Diyarbakır'da kaybolduktan 19 gün sonra dere yatağında cansız bedeni bulunan 8 yaşındaki Narin Güran'ın cinayetiyle ilgili davanın 2'nci duruşmasının 3'üncü gününde sanıklar, sıkı güvenlik önlemleri eşliğinde adliyeye getirildi. Olayla ilgili tutuklu 4 kişi hakkında ağırlaştırılmış müebbet hapis cezası talep ediliyor.

Abone Ol

Diyarbakır'ın Bağlar ilçesi Tavşantepe Mahallesi'nde 21 Ağustos'ta kaybolan Narin Güran, 19 gün süren arama çalışmalarının ardından dere yatağında çuval içinde cansız halde bulundu.

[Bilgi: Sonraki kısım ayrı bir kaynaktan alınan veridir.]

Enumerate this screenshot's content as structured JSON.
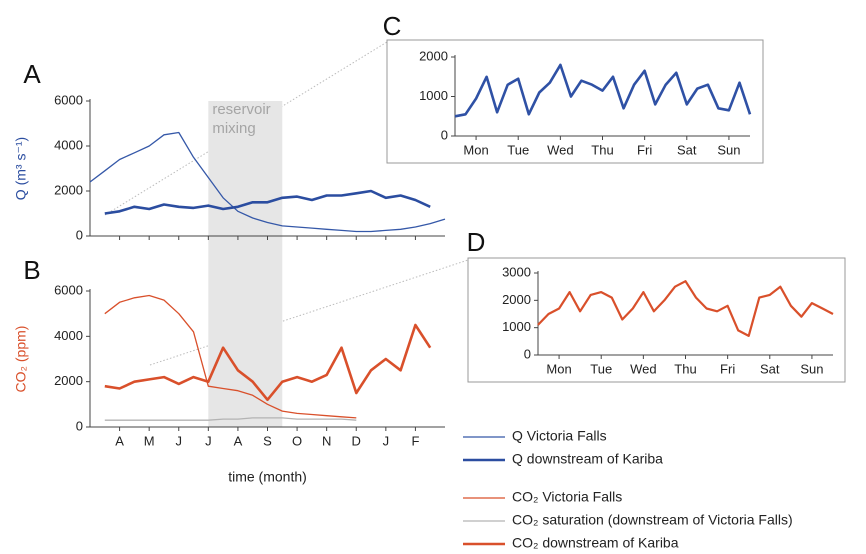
{
  "chart_data": [
    {
      "type": "line",
      "panel": "A",
      "ylabel": "Q (m³ s⁻¹)",
      "xlim": [
        0,
        12
      ],
      "xticks": [
        1,
        2,
        3,
        4,
        5,
        6,
        7,
        8,
        9,
        10,
        11
      ],
      "ylim": [
        0,
        6000
      ],
      "yticks": [
        0,
        2000,
        4000,
        6000
      ],
      "x": [
        0,
        0.5,
        1,
        1.5,
        2,
        2.5,
        3,
        3.5,
        4,
        4.5,
        5,
        5.5,
        6,
        6.5,
        7,
        7.5,
        8,
        8.5,
        9,
        9.5,
        10,
        10.5,
        11,
        11.5,
        12
      ],
      "annotation": {
        "text": [
          "reservoir",
          "mixing"
        ],
        "span": [
          4,
          6.5
        ]
      },
      "series": [
        {
          "name": "Q Victoria Falls",
          "color": "#3558a8",
          "width": 1.3,
          "values": [
            2400,
            2900,
            3400,
            3700,
            4000,
            4500,
            4600,
            3500,
            2600,
            1700,
            1100,
            800,
            600,
            450,
            400,
            350,
            300,
            250,
            200,
            200,
            250,
            300,
            400,
            550,
            750
          ]
        },
        {
          "name": "Q downstream of Kariba",
          "color": "#2b4da0",
          "width": 2.6,
          "values": [
            null,
            1000,
            1100,
            1300,
            1200,
            1400,
            1300,
            1250,
            1350,
            1200,
            1300,
            1500,
            1500,
            1700,
            1750,
            1600,
            1800,
            1800,
            1900,
            2000,
            1700,
            1800,
            1600,
            1300,
            null
          ]
        }
      ]
    },
    {
      "type": "line",
      "panel": "B",
      "ylabel": "CO₂ (ppm)",
      "xlabel": "time (month)",
      "xlim": [
        0,
        12
      ],
      "xticks": [
        {
          "value": 1,
          "label": "A"
        },
        {
          "value": 2,
          "label": "M"
        },
        {
          "value": 3,
          "label": "J"
        },
        {
          "value": 4,
          "label": "J"
        },
        {
          "value": 5,
          "label": "A"
        },
        {
          "value": 6,
          "label": "S"
        },
        {
          "value": 7,
          "label": "O"
        },
        {
          "value": 8,
          "label": "N"
        },
        {
          "value": 9,
          "label": "D"
        },
        {
          "value": 10,
          "label": "J"
        },
        {
          "value": 11,
          "label": "F"
        }
      ],
      "ylim": [
        0,
        6000
      ],
      "yticks": [
        0,
        2000,
        4000,
        6000
      ],
      "x": [
        0,
        0.5,
        1,
        1.5,
        2,
        2.5,
        3,
        3.5,
        4,
        4.5,
        5,
        5.5,
        6,
        6.5,
        7,
        7.5,
        8,
        8.5,
        9,
        9.5,
        10,
        10.5,
        11,
        11.5,
        12
      ],
      "series": [
        {
          "name": "CO₂ Victoria Falls",
          "color": "#d9502b",
          "width": 1.3,
          "values": [
            null,
            5000,
            5500,
            5700,
            5800,
            5600,
            5000,
            4200,
            1800,
            1700,
            1600,
            1400,
            1000,
            700,
            600,
            550,
            500,
            450,
            400,
            null,
            null,
            null,
            null,
            null,
            null
          ]
        },
        {
          "name": "CO₂ saturation (downstream of Victoria Falls)",
          "color": "#b3b3b3",
          "width": 1.3,
          "values": [
            null,
            300,
            300,
            300,
            300,
            300,
            300,
            300,
            300,
            350,
            350,
            400,
            400,
            400,
            350,
            350,
            350,
            350,
            300,
            null,
            null,
            null,
            null,
            null,
            null
          ]
        },
        {
          "name": "CO₂ downstream of Kariba",
          "color": "#d9502b",
          "width": 2.6,
          "values": [
            null,
            1800,
            1700,
            2000,
            2100,
            2200,
            1900,
            2200,
            2000,
            3500,
            2500,
            2000,
            1200,
            2000,
            2200,
            2000,
            2300,
            3500,
            1500,
            2500,
            3000,
            2500,
            4500,
            3500,
            null
          ]
        }
      ]
    },
    {
      "type": "line",
      "panel": "C",
      "xlim": [
        0,
        7
      ],
      "xticks": [
        {
          "value": 0.5,
          "label": "Mon"
        },
        {
          "value": 1.5,
          "label": "Tue"
        },
        {
          "value": 2.5,
          "label": "Wed"
        },
        {
          "value": 3.5,
          "label": "Thu"
        },
        {
          "value": 4.5,
          "label": "Fri"
        },
        {
          "value": 5.5,
          "label": "Sat"
        },
        {
          "value": 6.5,
          "label": "Sun"
        }
      ],
      "ylim": [
        0,
        2000
      ],
      "yticks": [
        0,
        1000,
        2000
      ],
      "x": [
        0,
        0.25,
        0.5,
        0.75,
        1,
        1.25,
        1.5,
        1.75,
        2,
        2.25,
        2.5,
        2.75,
        3,
        3.25,
        3.5,
        3.75,
        4,
        4.25,
        4.5,
        4.75,
        5,
        5.25,
        5.5,
        5.75,
        6,
        6.25,
        6.5,
        6.75,
        7
      ],
      "series": [
        {
          "color": "#2f51a5",
          "width": 2.6,
          "values": [
            500,
            550,
            950,
            1500,
            600,
            1300,
            1450,
            550,
            1100,
            1350,
            1800,
            1000,
            1400,
            1300,
            1150,
            1500,
            700,
            1300,
            1650,
            800,
            1300,
            1600,
            800,
            1200,
            1300,
            700,
            650,
            1350,
            550
          ]
        }
      ]
    },
    {
      "type": "line",
      "panel": "D",
      "xlim": [
        0,
        7
      ],
      "xticks": [
        {
          "value": 0.5,
          "label": "Mon"
        },
        {
          "value": 1.5,
          "label": "Tue"
        },
        {
          "value": 2.5,
          "label": "Wed"
        },
        {
          "value": 3.5,
          "label": "Thu"
        },
        {
          "value": 4.5,
          "label": "Fri"
        },
        {
          "value": 5.5,
          "label": "Sat"
        },
        {
          "value": 6.5,
          "label": "Sun"
        }
      ],
      "ylim": [
        0,
        3000
      ],
      "yticks": [
        0,
        1000,
        2000,
        3000
      ],
      "x": [
        0,
        0.25,
        0.5,
        0.75,
        1,
        1.25,
        1.5,
        1.75,
        2,
        2.25,
        2.5,
        2.75,
        3,
        3.25,
        3.5,
        3.75,
        4,
        4.25,
        4.5,
        4.75,
        5,
        5.25,
        5.5,
        5.75,
        6,
        6.25,
        6.5,
        6.75,
        7
      ],
      "series": [
        {
          "color": "#d9502b",
          "width": 2.2,
          "values": [
            1100,
            1500,
            1700,
            2300,
            1600,
            2200,
            2300,
            2100,
            1300,
            1700,
            2300,
            1600,
            2000,
            2500,
            2700,
            2100,
            1700,
            1600,
            1800,
            900,
            700,
            2100,
            2200,
            2500,
            1800,
            1400,
            1900,
            1700,
            1500
          ]
        }
      ]
    }
  ]
}
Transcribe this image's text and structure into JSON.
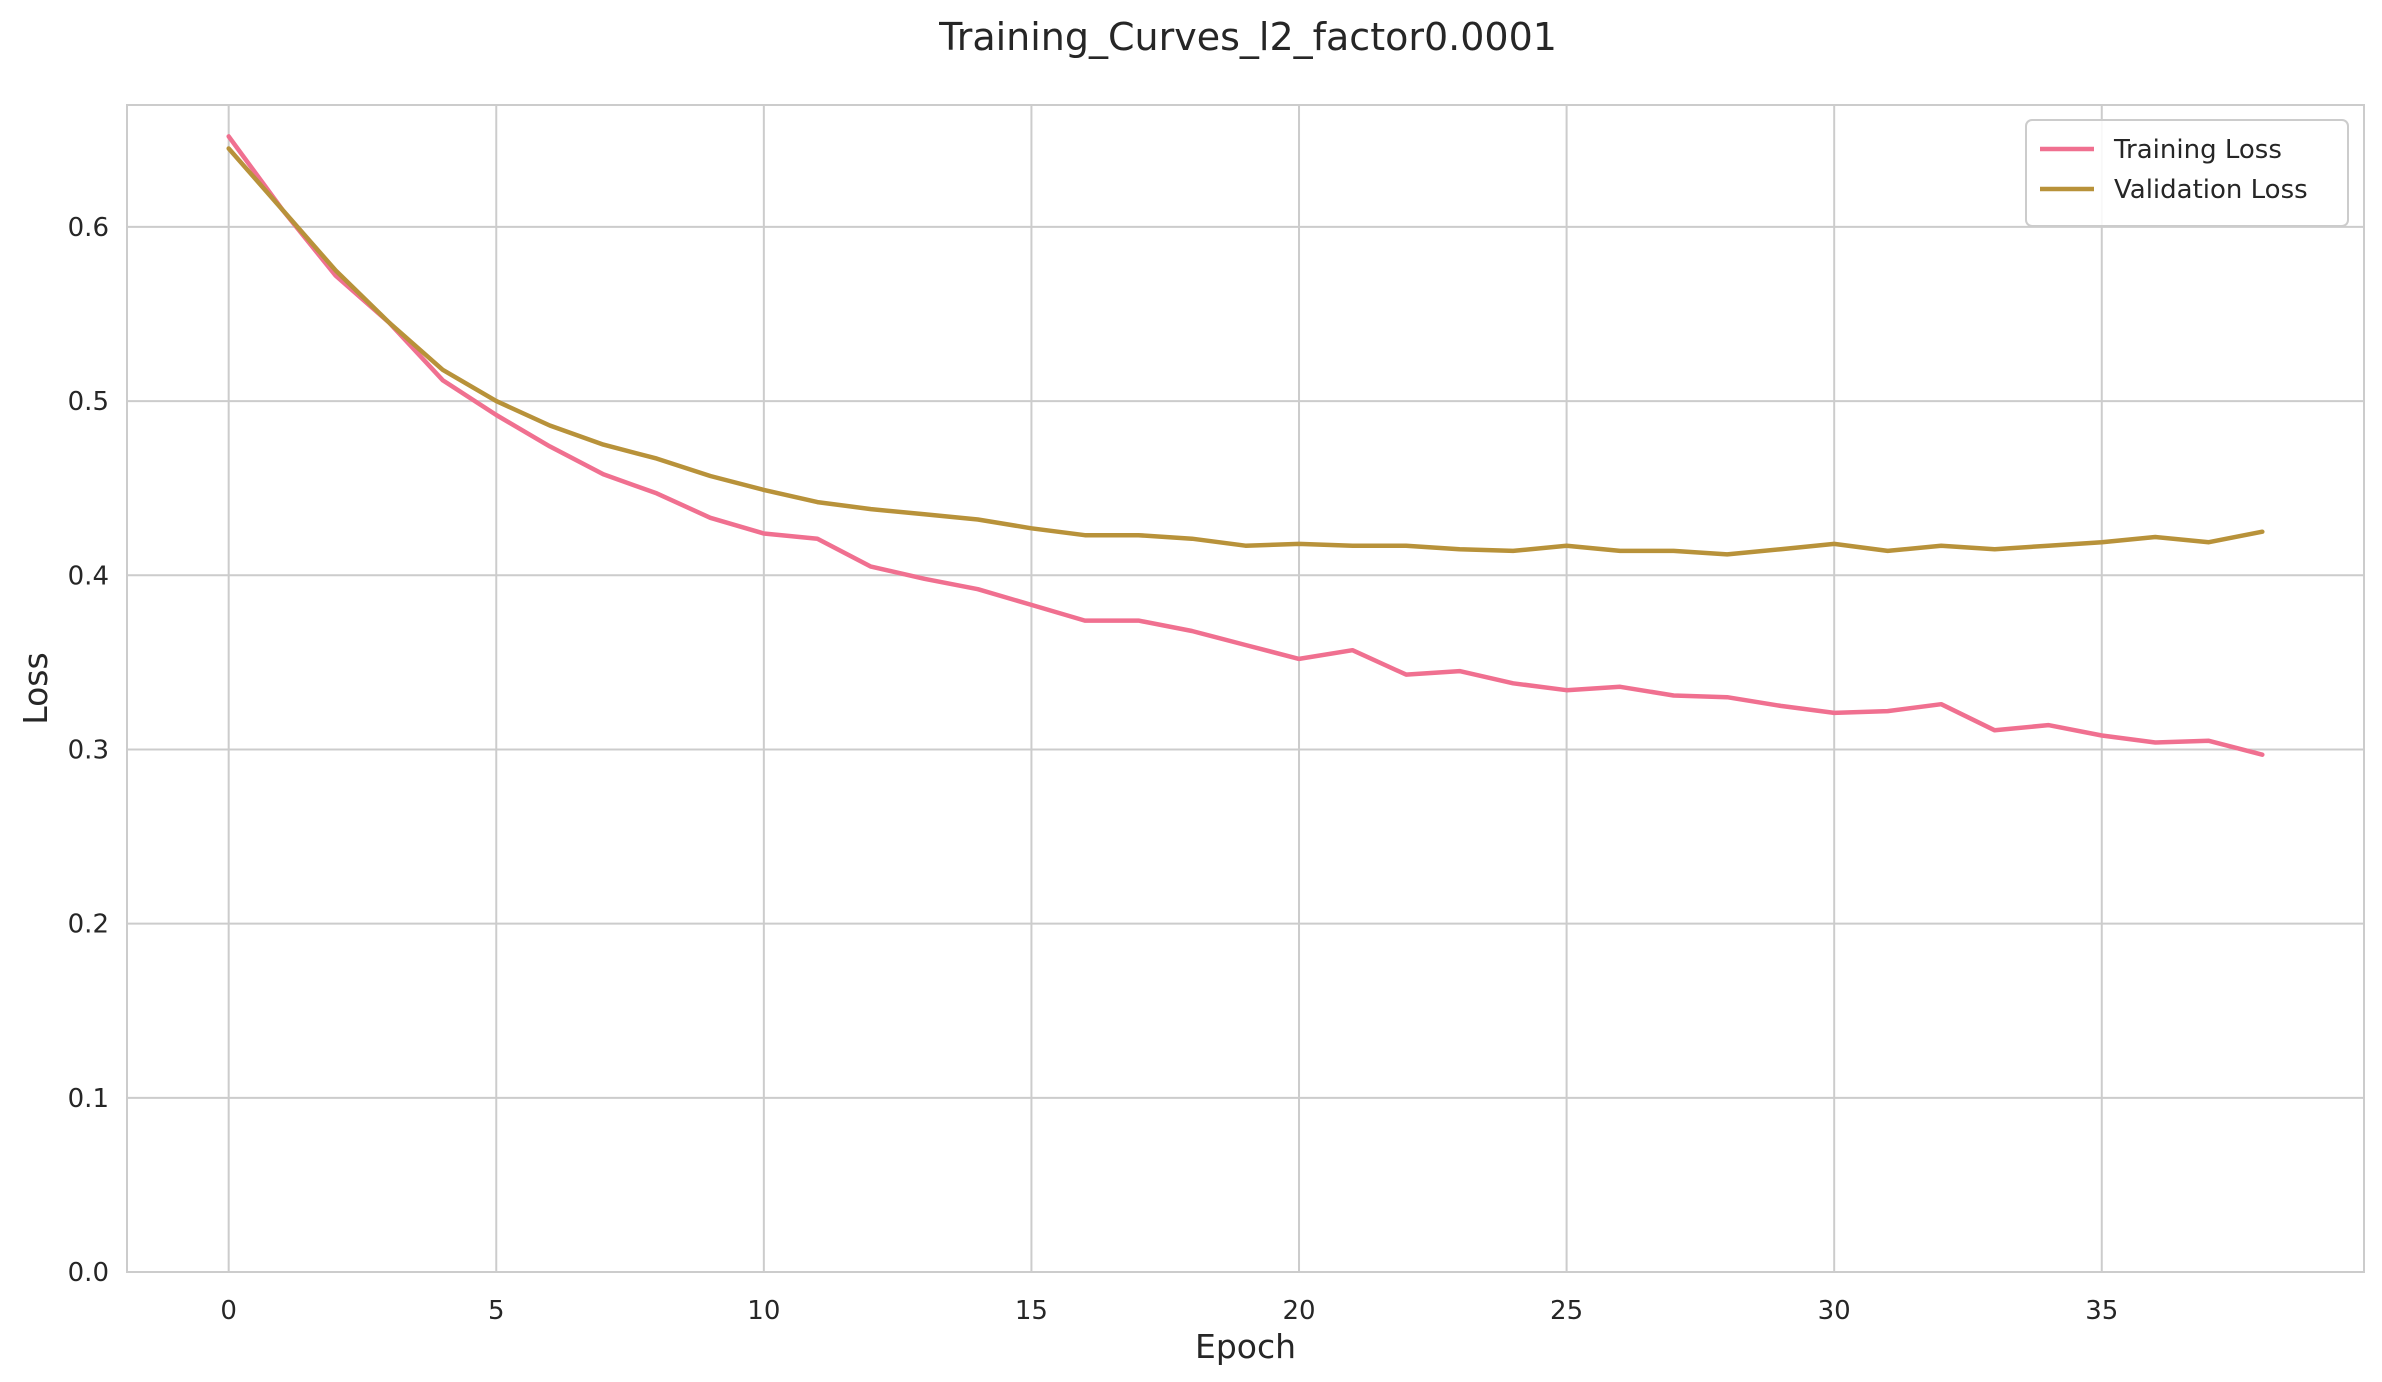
{
  "chart_data": {
    "type": "line",
    "title": "Training_Curves_l2_factor0.0001",
    "xlabel": "Epoch",
    "ylabel": "Loss",
    "xlim": [
      -1.9,
      39.9
    ],
    "ylim": [
      0.0,
      0.67
    ],
    "xticks": [
      0,
      5,
      10,
      15,
      20,
      25,
      30,
      35
    ],
    "xtick_labels": [
      "0",
      "5",
      "10",
      "15",
      "20",
      "25",
      "30",
      "35"
    ],
    "yticks": [
      0.0,
      0.1,
      0.2,
      0.3,
      0.4,
      0.5,
      0.6
    ],
    "ytick_labels": [
      "0.0",
      "0.1",
      "0.2",
      "0.3",
      "0.4",
      "0.5",
      "0.6"
    ],
    "grid": true,
    "legend": "upper right",
    "x": [
      0,
      1,
      2,
      3,
      4,
      5,
      6,
      7,
      8,
      9,
      10,
      11,
      12,
      13,
      14,
      15,
      16,
      17,
      18,
      19,
      20,
      21,
      22,
      23,
      24,
      25,
      26,
      27,
      28,
      29,
      30,
      31,
      32,
      33,
      34,
      35,
      36,
      37,
      38
    ],
    "series": [
      {
        "name": "Training Loss",
        "color": "#f07090",
        "values": [
          0.652,
          0.61,
          0.572,
          0.545,
          0.512,
          0.492,
          0.474,
          0.458,
          0.447,
          0.433,
          0.424,
          0.421,
          0.405,
          0.398,
          0.392,
          0.383,
          0.374,
          0.374,
          0.368,
          0.36,
          0.352,
          0.357,
          0.343,
          0.345,
          0.338,
          0.334,
          0.336,
          0.331,
          0.33,
          0.325,
          0.321,
          0.322,
          0.326,
          0.311,
          0.314,
          0.308,
          0.304,
          0.305,
          0.297
        ]
      },
      {
        "name": "Validation Loss",
        "color": "#b8923a",
        "values": [
          0.645,
          0.61,
          0.575,
          0.545,
          0.518,
          0.5,
          0.486,
          0.475,
          0.467,
          0.457,
          0.449,
          0.442,
          0.438,
          0.435,
          0.432,
          0.427,
          0.423,
          0.423,
          0.421,
          0.417,
          0.418,
          0.417,
          0.417,
          0.415,
          0.414,
          0.417,
          0.414,
          0.414,
          0.412,
          0.415,
          0.418,
          0.414,
          0.417,
          0.415,
          0.417,
          0.419,
          0.422,
          0.419,
          0.425
        ]
      }
    ]
  }
}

Üzerine 30, 25 ve 20 kilogram ağırlığında taşlar konulan ve çalılıklara gizlenen küçük kızın ölümüne ilişkin 12 kişi gözaltına alındı. Soruşturma kapsamında amcası Salim Güran, annesi Yüksel Güran, ağabeyi Enes Güran ve komşuları Nevzat Bahtiyar tutuklandı.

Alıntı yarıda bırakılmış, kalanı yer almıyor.